When AI can understand user needs, invoke tools, and automatically complete tasks, users no longer need to open multiple applications themselves. Instead, they only need to tell AI what they want to accomplish. AI will automatically invoke different services in the background and return the final results to the user.
Under this model, the structure of computer systems will become: User → AI → Application Services.
This means that in the AI era, computers may enter a new interaction mode: intent-driven. Users no longer need to learn how to use software; they only need to express their intent. The computer system's task is to understand the intent and automatically invoke various tools to complete the task.
So, what form will such an AI operating system take? Currently, the industry is at a crossroads of multiple evolutionary paths.
One possibility is a new hardware entry point. OpenAI has enlisted the services of Ive, the designer of the original iPhone, to develop its first AI consumer product, hoping he can replicate his success in designing iconic products like the Apple iPod, iPhone, and iPad.

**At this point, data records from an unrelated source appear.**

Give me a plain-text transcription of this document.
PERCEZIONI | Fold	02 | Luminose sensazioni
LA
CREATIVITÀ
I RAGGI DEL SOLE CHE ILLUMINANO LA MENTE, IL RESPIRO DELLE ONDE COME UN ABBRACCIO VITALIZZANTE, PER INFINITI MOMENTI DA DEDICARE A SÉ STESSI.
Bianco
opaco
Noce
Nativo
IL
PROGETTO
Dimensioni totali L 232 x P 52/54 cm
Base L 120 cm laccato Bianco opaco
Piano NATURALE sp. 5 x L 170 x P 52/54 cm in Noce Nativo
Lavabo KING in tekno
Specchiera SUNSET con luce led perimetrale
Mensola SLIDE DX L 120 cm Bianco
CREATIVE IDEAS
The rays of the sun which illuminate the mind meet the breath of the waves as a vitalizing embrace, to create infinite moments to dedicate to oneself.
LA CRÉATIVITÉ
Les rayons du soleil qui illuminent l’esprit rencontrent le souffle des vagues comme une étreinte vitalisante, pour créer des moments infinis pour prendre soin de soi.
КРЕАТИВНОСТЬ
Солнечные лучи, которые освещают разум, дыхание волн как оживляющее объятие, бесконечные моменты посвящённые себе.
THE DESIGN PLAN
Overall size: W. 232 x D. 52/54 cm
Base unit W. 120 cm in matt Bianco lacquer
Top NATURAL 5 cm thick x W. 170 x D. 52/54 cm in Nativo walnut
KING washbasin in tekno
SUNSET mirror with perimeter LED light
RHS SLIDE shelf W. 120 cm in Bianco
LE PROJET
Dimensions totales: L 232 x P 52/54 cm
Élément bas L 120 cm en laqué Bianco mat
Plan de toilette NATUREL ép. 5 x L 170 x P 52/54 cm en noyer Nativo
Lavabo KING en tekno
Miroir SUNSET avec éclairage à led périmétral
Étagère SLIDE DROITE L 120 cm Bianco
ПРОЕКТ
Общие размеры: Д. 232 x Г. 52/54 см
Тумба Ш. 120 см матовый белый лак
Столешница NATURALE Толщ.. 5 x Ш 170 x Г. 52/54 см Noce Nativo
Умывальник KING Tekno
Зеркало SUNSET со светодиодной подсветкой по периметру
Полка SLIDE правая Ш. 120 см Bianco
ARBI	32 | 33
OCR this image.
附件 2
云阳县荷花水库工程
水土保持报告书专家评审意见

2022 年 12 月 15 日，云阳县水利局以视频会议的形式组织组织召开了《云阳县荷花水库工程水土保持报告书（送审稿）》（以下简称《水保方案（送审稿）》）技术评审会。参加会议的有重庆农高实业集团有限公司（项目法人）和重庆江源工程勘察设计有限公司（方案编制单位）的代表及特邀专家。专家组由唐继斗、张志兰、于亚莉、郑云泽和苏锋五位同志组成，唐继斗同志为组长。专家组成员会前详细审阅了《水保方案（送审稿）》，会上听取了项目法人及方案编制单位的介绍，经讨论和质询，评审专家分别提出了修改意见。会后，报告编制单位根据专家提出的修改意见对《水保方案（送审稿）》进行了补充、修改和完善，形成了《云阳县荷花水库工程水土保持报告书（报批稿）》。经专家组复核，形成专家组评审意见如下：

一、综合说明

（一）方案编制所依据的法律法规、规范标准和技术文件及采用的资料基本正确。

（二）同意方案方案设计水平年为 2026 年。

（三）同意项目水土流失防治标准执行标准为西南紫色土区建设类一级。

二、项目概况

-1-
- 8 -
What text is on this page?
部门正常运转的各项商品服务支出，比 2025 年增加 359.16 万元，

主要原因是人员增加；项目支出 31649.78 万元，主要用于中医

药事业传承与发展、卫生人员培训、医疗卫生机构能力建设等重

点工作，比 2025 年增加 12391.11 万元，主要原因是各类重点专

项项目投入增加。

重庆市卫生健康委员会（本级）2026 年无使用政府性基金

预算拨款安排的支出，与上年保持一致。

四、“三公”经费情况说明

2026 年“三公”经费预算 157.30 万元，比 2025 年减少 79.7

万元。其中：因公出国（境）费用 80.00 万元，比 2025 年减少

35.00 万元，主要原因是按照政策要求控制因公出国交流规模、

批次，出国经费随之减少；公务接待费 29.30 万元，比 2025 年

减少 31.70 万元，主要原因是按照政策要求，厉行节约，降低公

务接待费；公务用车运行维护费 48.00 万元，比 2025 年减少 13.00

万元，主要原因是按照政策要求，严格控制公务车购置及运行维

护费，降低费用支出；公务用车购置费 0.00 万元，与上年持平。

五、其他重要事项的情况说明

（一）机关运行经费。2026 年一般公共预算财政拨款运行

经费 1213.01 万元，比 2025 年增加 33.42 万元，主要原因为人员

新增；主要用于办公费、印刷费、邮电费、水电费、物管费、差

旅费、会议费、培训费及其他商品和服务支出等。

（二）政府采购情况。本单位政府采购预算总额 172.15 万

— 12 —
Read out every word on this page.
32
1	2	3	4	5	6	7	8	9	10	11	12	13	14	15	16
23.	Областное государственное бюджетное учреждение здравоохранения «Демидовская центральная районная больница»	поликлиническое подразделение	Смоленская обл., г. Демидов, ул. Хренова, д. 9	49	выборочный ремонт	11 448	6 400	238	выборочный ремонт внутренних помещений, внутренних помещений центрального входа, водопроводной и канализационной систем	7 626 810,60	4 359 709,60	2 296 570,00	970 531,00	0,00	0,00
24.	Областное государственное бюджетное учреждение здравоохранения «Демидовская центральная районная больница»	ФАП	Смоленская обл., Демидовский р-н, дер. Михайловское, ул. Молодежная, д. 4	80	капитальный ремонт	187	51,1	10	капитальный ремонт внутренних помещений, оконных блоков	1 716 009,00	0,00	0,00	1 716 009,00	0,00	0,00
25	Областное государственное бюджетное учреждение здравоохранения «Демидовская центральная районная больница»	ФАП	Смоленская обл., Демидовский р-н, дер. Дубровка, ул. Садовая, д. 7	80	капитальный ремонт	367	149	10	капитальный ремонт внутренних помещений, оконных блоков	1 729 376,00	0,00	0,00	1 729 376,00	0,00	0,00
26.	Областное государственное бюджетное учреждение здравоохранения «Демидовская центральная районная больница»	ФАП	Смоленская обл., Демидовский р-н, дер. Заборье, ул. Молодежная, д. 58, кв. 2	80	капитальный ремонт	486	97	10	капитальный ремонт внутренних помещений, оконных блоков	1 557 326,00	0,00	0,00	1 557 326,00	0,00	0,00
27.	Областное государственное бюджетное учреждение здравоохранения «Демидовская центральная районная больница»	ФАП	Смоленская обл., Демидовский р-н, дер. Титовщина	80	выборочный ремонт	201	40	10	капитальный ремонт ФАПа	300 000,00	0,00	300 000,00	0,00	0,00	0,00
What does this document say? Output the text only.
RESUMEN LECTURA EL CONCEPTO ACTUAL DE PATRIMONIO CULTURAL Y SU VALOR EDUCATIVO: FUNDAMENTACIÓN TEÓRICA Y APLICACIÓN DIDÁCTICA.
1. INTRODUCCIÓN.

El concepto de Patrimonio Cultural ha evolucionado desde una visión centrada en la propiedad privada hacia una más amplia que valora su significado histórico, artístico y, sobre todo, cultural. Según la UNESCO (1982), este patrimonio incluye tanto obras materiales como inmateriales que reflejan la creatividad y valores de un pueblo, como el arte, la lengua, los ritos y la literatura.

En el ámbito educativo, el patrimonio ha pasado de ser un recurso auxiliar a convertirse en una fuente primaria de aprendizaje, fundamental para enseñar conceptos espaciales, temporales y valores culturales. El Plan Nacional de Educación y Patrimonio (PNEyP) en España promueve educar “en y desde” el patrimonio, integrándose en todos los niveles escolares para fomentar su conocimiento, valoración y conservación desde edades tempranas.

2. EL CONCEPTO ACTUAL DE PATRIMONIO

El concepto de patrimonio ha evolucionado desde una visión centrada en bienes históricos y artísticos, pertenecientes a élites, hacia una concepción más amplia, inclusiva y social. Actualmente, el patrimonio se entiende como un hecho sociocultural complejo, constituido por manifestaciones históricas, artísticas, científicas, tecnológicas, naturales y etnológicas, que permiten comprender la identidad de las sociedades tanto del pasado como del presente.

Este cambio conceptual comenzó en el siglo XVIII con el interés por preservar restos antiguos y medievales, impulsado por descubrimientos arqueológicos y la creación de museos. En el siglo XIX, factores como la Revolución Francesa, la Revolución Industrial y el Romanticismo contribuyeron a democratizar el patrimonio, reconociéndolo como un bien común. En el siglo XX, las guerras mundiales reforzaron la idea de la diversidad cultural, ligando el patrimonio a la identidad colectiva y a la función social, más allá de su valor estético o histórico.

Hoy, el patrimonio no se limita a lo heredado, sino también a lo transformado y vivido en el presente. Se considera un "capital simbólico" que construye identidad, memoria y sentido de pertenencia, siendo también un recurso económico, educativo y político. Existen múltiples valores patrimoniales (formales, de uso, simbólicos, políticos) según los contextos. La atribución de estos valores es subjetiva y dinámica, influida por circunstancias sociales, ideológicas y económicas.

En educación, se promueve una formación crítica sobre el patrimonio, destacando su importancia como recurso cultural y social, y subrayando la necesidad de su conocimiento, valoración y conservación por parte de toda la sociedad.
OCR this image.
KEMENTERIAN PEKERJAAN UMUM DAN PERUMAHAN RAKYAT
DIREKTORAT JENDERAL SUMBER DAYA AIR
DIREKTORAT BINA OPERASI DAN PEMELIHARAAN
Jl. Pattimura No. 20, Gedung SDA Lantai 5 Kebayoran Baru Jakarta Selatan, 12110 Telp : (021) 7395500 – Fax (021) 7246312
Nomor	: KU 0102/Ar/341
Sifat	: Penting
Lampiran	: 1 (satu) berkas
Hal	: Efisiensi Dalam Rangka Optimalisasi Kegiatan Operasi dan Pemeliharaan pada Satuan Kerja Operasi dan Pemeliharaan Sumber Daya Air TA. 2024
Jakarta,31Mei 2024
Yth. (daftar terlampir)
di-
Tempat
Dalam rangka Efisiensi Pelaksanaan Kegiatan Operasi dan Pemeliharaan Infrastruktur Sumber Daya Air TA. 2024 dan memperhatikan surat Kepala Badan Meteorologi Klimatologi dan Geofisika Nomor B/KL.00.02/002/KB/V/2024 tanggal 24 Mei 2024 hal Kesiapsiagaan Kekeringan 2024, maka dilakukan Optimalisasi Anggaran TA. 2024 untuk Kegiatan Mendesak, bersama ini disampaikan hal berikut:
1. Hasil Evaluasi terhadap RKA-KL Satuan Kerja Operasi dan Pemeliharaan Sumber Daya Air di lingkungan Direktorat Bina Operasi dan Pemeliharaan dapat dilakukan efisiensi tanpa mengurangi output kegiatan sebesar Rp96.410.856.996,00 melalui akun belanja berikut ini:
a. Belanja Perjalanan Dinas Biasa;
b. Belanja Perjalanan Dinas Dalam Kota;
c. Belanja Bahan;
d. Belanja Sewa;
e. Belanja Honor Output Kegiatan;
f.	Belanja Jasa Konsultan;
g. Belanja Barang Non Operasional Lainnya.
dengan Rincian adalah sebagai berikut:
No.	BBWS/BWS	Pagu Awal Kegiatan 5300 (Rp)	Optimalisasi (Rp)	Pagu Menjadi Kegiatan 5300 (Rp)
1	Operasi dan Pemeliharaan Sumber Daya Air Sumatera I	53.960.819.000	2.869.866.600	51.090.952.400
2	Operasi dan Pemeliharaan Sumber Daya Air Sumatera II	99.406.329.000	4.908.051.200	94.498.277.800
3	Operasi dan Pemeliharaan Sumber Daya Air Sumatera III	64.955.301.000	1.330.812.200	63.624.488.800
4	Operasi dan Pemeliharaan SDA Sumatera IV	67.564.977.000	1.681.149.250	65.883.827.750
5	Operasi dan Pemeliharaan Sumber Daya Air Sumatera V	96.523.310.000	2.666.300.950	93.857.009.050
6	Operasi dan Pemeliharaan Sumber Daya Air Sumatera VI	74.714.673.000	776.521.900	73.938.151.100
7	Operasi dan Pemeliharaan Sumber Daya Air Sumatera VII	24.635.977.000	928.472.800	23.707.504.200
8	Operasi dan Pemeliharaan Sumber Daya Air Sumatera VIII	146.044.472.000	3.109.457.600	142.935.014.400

According to foreign media reports, this product is positioned as a 'third core device' that can be carried in a pocket or placed on a desk alongside a MacBook Pro and iPhone. Moreover, this device will be compact and portable, capable of sensing its surroundings and life contexts, and completely screen-free.
Another possibility is establishing an AI entry point on top of super apps. Platform companies like Tencent and Alibaba are attempting to reintegrate their existing app ecosystems through AI, allowing users to invoke various service capabilities through a single entry point.
Regardless of the form, if this model truly matures, AI could become the core infrastructure of the next-generation computing platform after PCs and mobile internet. Under this new architecture, today's App-centric traffic distribution system may also be rewritten, with true commercial power shifting from 'app traffic' to 'intent distribution rights'.